Beitragvon Marten Holst » 26. Oktober 2002, 02:29
Moinle,
erst einmal stimme ich Peer und Ralf zu, die "Massenwahrnehmung" täuscht hier oft. Sicher - die Euro-"Nutzer" hat es gegeben und wird es auch weiter geben, einzelne Bereiche sind offenkundig im Mittel massiv verteuert (Gastronomie wird hier gerne erwähnt), aber ich neige auch dazu, eher fundierten Untersuchungen zu glauben, als einer von an simplen Aussagen orientierten Medien gepushten Meinung (und ja, ich weiß, dass das paranoider und vereinfachender klingt, als nötig).
> Übrigens sind laut Untersuchungen des Verbraucherschutzes
> bzw. des statischen Bundesamtes vor allem die Preise
> gestiegen, die der Verbraucher im Kopf hat -also kleine,
> oft anfallende Kosten, wie Parkgebühren, Speiseeis oder
> Brötchen. Hohe Preise, die selten gebraucht werden, sind
> teilweise mit der Teuroumstellung sogar gesunken
> (Tintenstrahldrucker, Digitalkamers), doch das wird nicht
> bemerkt.
Nebenbei ist hier auch ein klassisches Problem, das schon immer für "verzerrte Inflationswahrnehmungen" gesorgt hat, auch und gerade, weil die Produkte unterschiedlich vergleichbar sind.
Ein Liter Milch ist irgendwie das gleiche Produkt wie letzte Woche, letztes Jahr, das Verpackungsdesign mag sich geändert haben, vielleicht auch die Marke, die ich bei "meinem Markt" finde, aber ich kann ohne Probleme vergleichen. Das gleiche gilt für Brötchen, für Eiskugeln, den Haarschnitt beim Friseur und das Busticket.

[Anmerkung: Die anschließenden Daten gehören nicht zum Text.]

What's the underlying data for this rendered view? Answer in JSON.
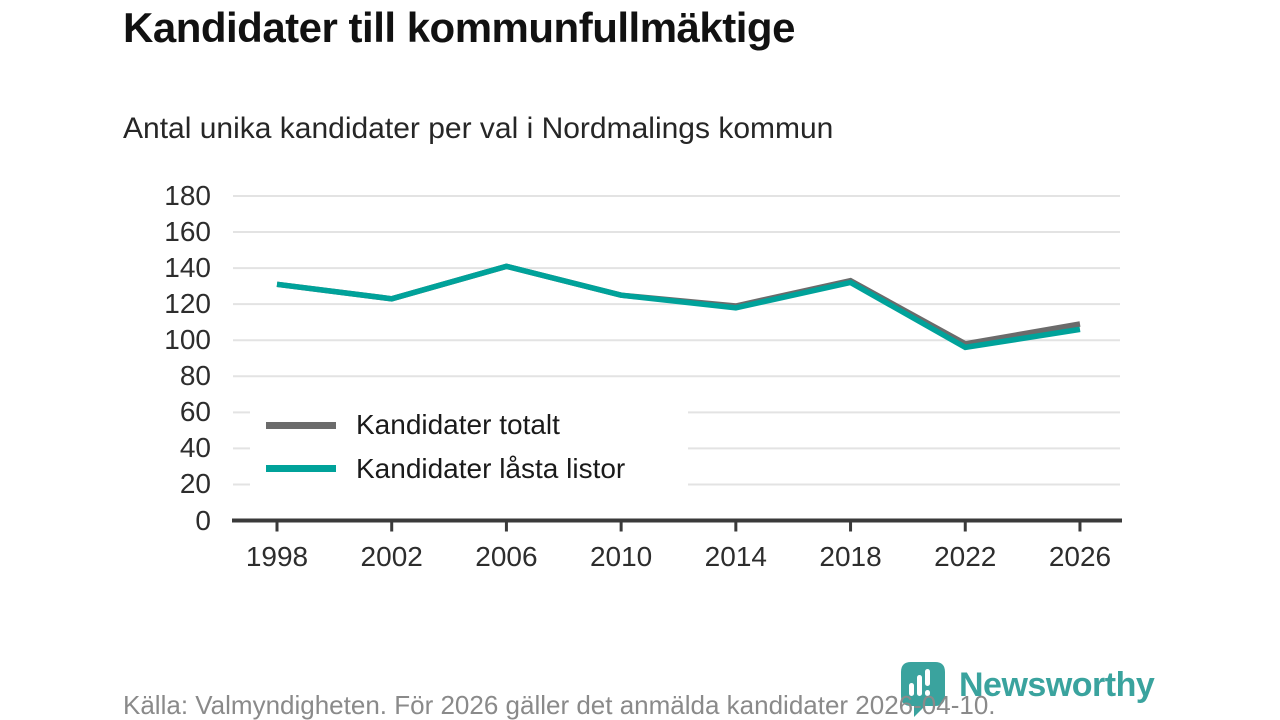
{
  "header": {
    "title": "Kandidater till kommunfullmäktige",
    "subtitle": "Antal unika kandidater per val i Nordmalings kommun"
  },
  "chart_data": {
    "type": "line",
    "title": "Kandidater till kommunfullmäktige",
    "subtitle": "Antal unika kandidater per val i Nordmalings kommun",
    "categories": [
      "1998",
      "2002",
      "2006",
      "2010",
      "2014",
      "2018",
      "2022",
      "2026"
    ],
    "series": [
      {
        "name": "Kandidater totalt",
        "color": "#6b6b6b",
        "values": [
          131,
          123,
          141,
          125,
          119,
          133,
          98,
          109
        ]
      },
      {
        "name": "Kandidater låsta listor",
        "color": "#00a29a",
        "values": [
          131,
          123,
          141,
          125,
          118,
          132,
          96,
          106
        ]
      }
    ],
    "xlabel": "",
    "ylabel": "",
    "ylim": [
      0,
      180
    ],
    "yticks": [
      0,
      20,
      40,
      60,
      80,
      100,
      120,
      140,
      160,
      180
    ],
    "grid": true,
    "legend_position": "inside-middle-left",
    "gridline_color": "#e3e3e3",
    "axis_color": "#3a3a3a"
  },
  "footer": {
    "source": "Källa: Valmyndigheten. För 2026 gäller det anmälda kandidater 2026-04-10."
  },
  "logo": {
    "text": "Newsworthy",
    "icon": "newsworthy-speech-bubble-bars-icon",
    "color": "#3aa39e"
  }
}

Ein "aktuelles Mittelklasseauto" ist [i]nicht[/i] das gleiche Produkt, wie zu dem Zeitpunkt, als ich zum letzten Mal eins kaufte. Auch fast alle anderen Elektro- und Elektronikgeräte entwickeln sich weiter. Von daher vergleicht man die Preise anders (und nein, das soll kein "Plädoyer" für die Inflationsberechnung nach US-Vorbild sein, nur veranschaulichen, dass man es nicht so wahrnimmt).
Ein weiteres Wahrnehmungsproblem ist die berühmte Selektivität, was mir auffällt, das merke ich mir. Deswegen ist es auch immer 22:22, wenn man mal abends auf die Uhr sieht - wenn es 21:57 wäre, würde man es eine zehntel Sekunde später schon wieder vergessen haben. Ebenso ist es normal, dass meine liebste Wochenzeitschrift genau so viel kostet, wie letzte Woche, das tut sie nämlich meist über hundert Mal in Folge. Wenn sie dann auf einmal mehr kostet, dann brülle ich sofort "Inflation" - und das nicht aus Boshaftigkeit, sondern wegen der subjektiv verzerrten Wahrnehmung - gerade, weil sich solche Erhöhungen (durch die Preisniveaus und den Willen zum runden oder schwelligen Preis bedingt) gerne mal im zweistelligen Prozentbereich befinden, also deutlich über dem, was als "normal" angesehen wird.
Kurz: man sollte schon aufpassen, wie sich Preise verhalten, denn noch ist "Euro-Abzocke" durchaus möglich - aber Grund zur Panik und Hysterie besteht nicht, wie einem Verbraucherverbände wie auch Wirtschaftsforscher gerne bestätigen werden.